Spending review: £560m for new Multiply adult numeracy scheme confirmed

spending review

The government has revealed details of its new £560 million Multiply scheme, aimed at improving half a million adults’ numeracy, following the spending review earlier today.

All “local areas” are set to be allocated funding for providers to run the free courses from the UK Shared Prosperity Fund, rather than the adult education budget or national skills fund.

Sunak told MPs this afternoon the Multiply scheme “will improve basic maths skills and help to change people’s lives across the whole United Kingdom”.

Multiply scheme will be free for learners and employers

spending review
Rishi Sunak

The scheme was trailed by the government earlier this week, with officials predicting 500,000 people will benefit from Multiply after it launches in the spring.

Up to eight million people in England alone have numeracy skills lower than that expected of nine-year-olds, with the north east, west midlands and Yorkshire and the Humber the worst affected, the Treasury explained.

Following Sunak’s statement, the Department for Education published a blog setting out how people aged over 19 without at least a GCSE grade four, equivalent to a C, in maths will be able to access the free courses.

These will be available in person or online, at work or in the evenings, part-time or “intensive,” with the DfE promising to next year launch a new digital platform for free, online tutorials.

Employers will also be able to team up with the local authorities to deliver “bespoke” programmes to train their staff in a maths GCSE or functional skills qualification at no cost to them.

‘Good news’ about Multiply but ‘consistent’ adult skills strategy would be better

The scheme has received a cautious welcome from sector leaders, with Learning and Work Institute chief executive Stephen Evans tweeting earlier this week: “Good to see a focus on basic skills and possibly an increase in resource.

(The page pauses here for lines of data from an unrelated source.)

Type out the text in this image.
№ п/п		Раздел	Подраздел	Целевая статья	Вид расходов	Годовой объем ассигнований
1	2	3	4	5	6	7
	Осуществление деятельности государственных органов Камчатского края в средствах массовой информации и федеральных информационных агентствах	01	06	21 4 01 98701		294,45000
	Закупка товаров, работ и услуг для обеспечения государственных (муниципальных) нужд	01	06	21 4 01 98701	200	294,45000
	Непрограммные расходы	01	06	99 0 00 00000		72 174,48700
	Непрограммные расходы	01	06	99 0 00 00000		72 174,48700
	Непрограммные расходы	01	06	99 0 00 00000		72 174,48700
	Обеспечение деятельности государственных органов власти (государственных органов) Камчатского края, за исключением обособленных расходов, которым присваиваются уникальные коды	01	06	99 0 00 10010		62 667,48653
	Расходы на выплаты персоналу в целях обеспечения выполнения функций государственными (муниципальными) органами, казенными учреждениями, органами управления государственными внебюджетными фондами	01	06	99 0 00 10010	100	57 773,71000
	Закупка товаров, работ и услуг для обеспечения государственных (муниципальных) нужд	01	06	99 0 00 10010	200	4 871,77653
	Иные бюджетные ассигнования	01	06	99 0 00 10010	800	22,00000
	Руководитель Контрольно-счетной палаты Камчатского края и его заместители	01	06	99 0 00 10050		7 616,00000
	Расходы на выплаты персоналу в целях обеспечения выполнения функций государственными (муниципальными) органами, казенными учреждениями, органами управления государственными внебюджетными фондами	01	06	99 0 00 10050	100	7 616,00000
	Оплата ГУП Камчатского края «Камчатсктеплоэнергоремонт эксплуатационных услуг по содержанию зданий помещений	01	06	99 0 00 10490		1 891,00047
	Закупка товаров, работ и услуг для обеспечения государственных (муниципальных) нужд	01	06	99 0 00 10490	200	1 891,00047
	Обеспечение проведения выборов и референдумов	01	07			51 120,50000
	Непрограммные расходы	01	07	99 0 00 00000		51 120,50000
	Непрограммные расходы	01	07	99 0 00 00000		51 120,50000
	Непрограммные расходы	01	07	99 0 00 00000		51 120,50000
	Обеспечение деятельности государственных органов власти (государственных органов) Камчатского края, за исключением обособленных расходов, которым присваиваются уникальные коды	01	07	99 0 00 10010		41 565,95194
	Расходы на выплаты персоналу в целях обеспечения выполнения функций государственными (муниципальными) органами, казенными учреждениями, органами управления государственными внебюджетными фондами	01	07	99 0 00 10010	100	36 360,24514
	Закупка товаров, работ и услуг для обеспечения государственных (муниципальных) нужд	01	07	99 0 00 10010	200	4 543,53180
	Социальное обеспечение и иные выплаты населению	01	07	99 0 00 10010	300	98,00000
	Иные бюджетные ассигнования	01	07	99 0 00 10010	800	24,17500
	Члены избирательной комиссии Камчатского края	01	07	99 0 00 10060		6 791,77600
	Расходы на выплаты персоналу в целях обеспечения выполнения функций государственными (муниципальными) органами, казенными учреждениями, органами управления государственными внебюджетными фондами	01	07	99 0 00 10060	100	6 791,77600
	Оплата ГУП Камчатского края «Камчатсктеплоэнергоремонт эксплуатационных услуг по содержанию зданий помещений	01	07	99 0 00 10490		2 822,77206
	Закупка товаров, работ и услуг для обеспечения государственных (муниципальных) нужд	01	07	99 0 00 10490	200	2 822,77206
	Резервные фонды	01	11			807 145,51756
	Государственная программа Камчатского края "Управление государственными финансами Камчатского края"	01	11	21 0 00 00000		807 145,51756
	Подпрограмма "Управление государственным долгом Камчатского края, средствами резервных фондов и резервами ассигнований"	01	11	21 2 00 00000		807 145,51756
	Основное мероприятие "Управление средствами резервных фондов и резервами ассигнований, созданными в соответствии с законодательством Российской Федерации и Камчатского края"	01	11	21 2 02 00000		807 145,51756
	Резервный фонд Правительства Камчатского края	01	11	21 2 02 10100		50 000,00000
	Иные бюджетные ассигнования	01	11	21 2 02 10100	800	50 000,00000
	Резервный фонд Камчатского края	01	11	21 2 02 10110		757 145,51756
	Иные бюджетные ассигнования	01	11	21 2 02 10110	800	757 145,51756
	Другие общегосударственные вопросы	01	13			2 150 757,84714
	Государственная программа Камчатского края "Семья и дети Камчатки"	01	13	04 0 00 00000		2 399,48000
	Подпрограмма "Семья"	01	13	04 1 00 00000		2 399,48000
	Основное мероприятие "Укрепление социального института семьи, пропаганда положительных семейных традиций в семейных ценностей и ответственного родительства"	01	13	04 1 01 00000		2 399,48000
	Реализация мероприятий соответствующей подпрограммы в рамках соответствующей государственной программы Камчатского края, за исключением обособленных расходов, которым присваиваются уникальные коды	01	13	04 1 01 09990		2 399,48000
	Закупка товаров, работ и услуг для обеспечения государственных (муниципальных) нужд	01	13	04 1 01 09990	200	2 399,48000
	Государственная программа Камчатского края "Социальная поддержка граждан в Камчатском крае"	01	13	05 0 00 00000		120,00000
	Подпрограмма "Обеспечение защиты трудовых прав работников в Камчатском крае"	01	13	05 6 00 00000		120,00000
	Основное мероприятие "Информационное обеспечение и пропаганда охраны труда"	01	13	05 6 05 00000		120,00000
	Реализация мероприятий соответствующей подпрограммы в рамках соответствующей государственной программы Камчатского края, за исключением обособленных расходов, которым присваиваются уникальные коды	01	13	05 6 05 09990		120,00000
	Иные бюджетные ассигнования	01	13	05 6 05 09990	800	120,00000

“It would be better to have a consistent adult basic skills strategy,” he added.

Research by the institute published this month found participation in adult basic maths skills provision fell by over 60 per cent between 2012 and 2020.

That Multiply will be funded from the UK Shared Prosperity Fund, the UK’s replacement for European Union structural funds such as the European Social Fund, has received criticism, however.

Sue Pember, policy director for adult education network HOLEX and formerly a top DfE civil servant, was “pleased the ESF replacement UKSPF is going to be used for numeracy”.

But, she added, “new initiatives should not duplicate current activity but complement” AEB programmes.

The shared prosperity fund is set to launch next April and as part of the spending review the Treasury announced its funding will climb by £1.5 billion a year by 2024/25, so it will be worth £2.6 billion over the next three years.

Pember called for councils and mayoral combined authorities to locally manage the prosperity fund, with a new responsibility for level 2 and below provision, as “they already deliver adult and community education and are trusted leaders.

“This will complement current FE reforms and enable councils to work with employer representative bodies,” which will develop the government’s new local skills improvement plans, “to plan progression routes for people to progress from community, basic and functional level skills through to technical and higher-level skills”.

More details on Multiply will be published in the spring, according to the DfE.